RETROUVEZ NOTRE DOSSIER SPECIAL SUR OUTREAU
Ce n'est pas aux députés de faire la justice ! De nombreux magistrats ont été choqués par les conditions de l'audition du juge Burgaud le 8 février dernier devant la commission d'enquête parlementaire sur l'affaire d'Outreau. Un sentiment de malaise si fort que le Conseil supérieur de la magistrature a jugé bon d'envoyer, vendredi matin, un avis solennel au président de la République. "En ce moment exceptionnel où l'Assemblée nationale s'interroge, à l'occasion de l'affaire dite d'Outreau sur la manière dont la justice est rendue, le CSM estime de son devoir constitutionnel de rappeler les principes fondamentaux de séparation des pouvoirs", écrit l'institution dans une lettre longue de deux pages.

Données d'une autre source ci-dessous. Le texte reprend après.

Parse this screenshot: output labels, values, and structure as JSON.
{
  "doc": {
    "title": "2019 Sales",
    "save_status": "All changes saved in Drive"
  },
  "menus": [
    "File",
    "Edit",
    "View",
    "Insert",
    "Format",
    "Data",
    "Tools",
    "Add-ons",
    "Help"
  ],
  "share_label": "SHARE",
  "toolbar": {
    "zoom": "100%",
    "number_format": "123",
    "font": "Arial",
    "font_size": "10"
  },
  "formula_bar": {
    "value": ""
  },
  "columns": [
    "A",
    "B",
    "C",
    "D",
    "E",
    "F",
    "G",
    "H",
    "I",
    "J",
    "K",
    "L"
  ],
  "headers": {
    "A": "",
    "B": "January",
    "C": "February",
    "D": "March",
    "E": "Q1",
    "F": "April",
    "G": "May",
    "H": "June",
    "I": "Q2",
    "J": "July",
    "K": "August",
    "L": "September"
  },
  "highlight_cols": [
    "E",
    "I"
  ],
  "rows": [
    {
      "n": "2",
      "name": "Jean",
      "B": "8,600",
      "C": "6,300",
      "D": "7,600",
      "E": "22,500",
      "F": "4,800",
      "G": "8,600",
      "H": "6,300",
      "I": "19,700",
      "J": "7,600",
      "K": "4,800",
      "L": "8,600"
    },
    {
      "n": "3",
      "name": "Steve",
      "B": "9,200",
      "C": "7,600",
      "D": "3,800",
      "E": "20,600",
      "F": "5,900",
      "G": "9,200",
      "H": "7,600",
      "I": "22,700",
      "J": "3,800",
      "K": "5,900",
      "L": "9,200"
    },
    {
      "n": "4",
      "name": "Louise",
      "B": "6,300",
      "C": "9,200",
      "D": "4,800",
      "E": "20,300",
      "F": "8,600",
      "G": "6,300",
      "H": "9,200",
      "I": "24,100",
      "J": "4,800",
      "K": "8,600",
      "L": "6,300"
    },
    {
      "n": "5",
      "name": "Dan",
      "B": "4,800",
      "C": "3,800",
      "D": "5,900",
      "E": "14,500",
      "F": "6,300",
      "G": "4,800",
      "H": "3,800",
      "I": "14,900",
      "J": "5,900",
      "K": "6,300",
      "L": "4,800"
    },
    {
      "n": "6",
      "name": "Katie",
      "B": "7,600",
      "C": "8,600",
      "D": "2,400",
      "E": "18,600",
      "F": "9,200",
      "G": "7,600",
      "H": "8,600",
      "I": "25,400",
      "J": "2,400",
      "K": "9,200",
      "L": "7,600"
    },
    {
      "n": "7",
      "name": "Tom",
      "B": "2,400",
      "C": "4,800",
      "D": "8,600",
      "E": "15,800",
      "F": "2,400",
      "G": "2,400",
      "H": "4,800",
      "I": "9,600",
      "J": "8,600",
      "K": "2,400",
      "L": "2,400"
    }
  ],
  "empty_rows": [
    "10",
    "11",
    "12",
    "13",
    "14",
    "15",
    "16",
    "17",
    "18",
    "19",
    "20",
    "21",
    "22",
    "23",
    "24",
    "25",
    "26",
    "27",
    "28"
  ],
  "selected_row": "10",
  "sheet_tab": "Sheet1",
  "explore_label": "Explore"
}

Il ajoute que les principes de séparation des pouvoirs "sont établis en faveur du citoyen (...) et garantissent l'accès à un juge impartial, qui doit pouvoir exercer ses fonctions juridictionnelles à l'abri de toute pression politique, sociale, médiatique ou autre". Alors qu'une soixantaine de magistrats doivent être entendus par la commission d'enquête, Ie CSM estime déplore un "non respect du secret des délibérations". L'Union syndicale des magistrats (majoritaire) avait la première dénoncé mercredi "une atteinte sans précédent à la séparation des pouvoirs et à l'indépendance des juges" après les auditions de la commission. Le syndicat avait saisi le CSM pour qu'il rende un avis sur cette question au chef de l'Etat, garant de l'indépendance de la justice et qui préside à ce titre le CSM.
" Pour réformer les choses, il faut en passer par là "
Interrogé sur LCI, le député socialiste et vice-président de la commission d'enquête Christophe Caresche affirme que la séparation des pouvoirs est respectée, même si quelques questions posées au juge Burgaud ont pu heurter. "Ils (ndlr : les magistrats) l'ont mal vécu, mais il faut dépasser ce sentiment. Pour réformer les choses, il faut en passer par là, a-t-il estimé.
L'UMP Georges Fenech s'est lui aussi déclaré "très surpris" ce matin sur Europe 1. "Les juges ne doivent pas s'inquiéter. Ce n'est pas un tribunal, ce n'est pas une instance disciplinaire. (...) Il est absolument normal, si nous voulons comprendre où cela a dysfonctionné, que nous refaisions chronologiquement l'histoire du procès. (...) . Et d'en conclure à regrets que "la justice ne prend pas encore l'habitude d'accepter d'avoir un regard extérieur"...
"Ouvrir les palais de justice", c'est aussi ce que Pascal Clément, le garde des Sceaux a proposé jeudi dans un discours prononcé devant les plus hauts magistrats français. Le ministre a renouvelé sa confiance "totale" dans la justice. "Lorsque toutes les causes de l'affaire d'Outreau auront pu être analysées et comprises, alors seulement viendra le temps de la réforme" a-t-il ajouté.
Mardi 21 février, dès 16h30, suivez en direct vidéo sur tf1.fr/lci.fr les auditions très attendues des juges des libertés et de la détention par la commission d'enquête parlementaire.
| Pascal Clément porte plainte pour diffamation contre le journal Libération |
Le ministre de la Justice Pascal Clément a porté plainte vendredi pour diffamation après la publication d'une tribune d'un journaliste de Libération établissant "un parallèle insoutenable et intolérable" entre le juge Burgaud et le criminel nazi Adolf Eichmann. La plainte a été déposée auprès du procureur de la République de Paris pour diffamation envers un fonctionnaire public. Dans la tribune libre publiée vendredi par le quotidien sous le titre "Burgaud, un cadre obéissant", le journaliste relève "quelques analogies troublantes" entre la défense du juge Fabrice Burgaud et celle du criminel nazi, pour "dégager un profil psychologique courant, véritable ressort du problème: celui du jeune cadre obéissant". Reprenant une déclaration du juge d'instruction de l'affaire d'Outreau dans laquelle il estimait avoir "effectué honnêtement (son) travail sans aucun parti pris d'aucune sorte", le journaliste estime que "ses propos résonnent singulièrement, et presque terme à terme avec ceux d'Eichmann lors de son procès". Eichmann, condamné pour crimes contre l'humanité et crime de guerre, avait déclaré lors de son procès à Jérusalem en 1960: "J'ai fait mon devoir, conformément aux ordres. Et on ne m'a jamais reproché d'avoir manqué à mon devoir". "Même si comparaison n'est jamais raison, cette ligne de défense est-elle si différente, au fond de la fameuse méthode employée pour l'enquête dont se prévaut le juge Burgaud ?", interroge le journaliste.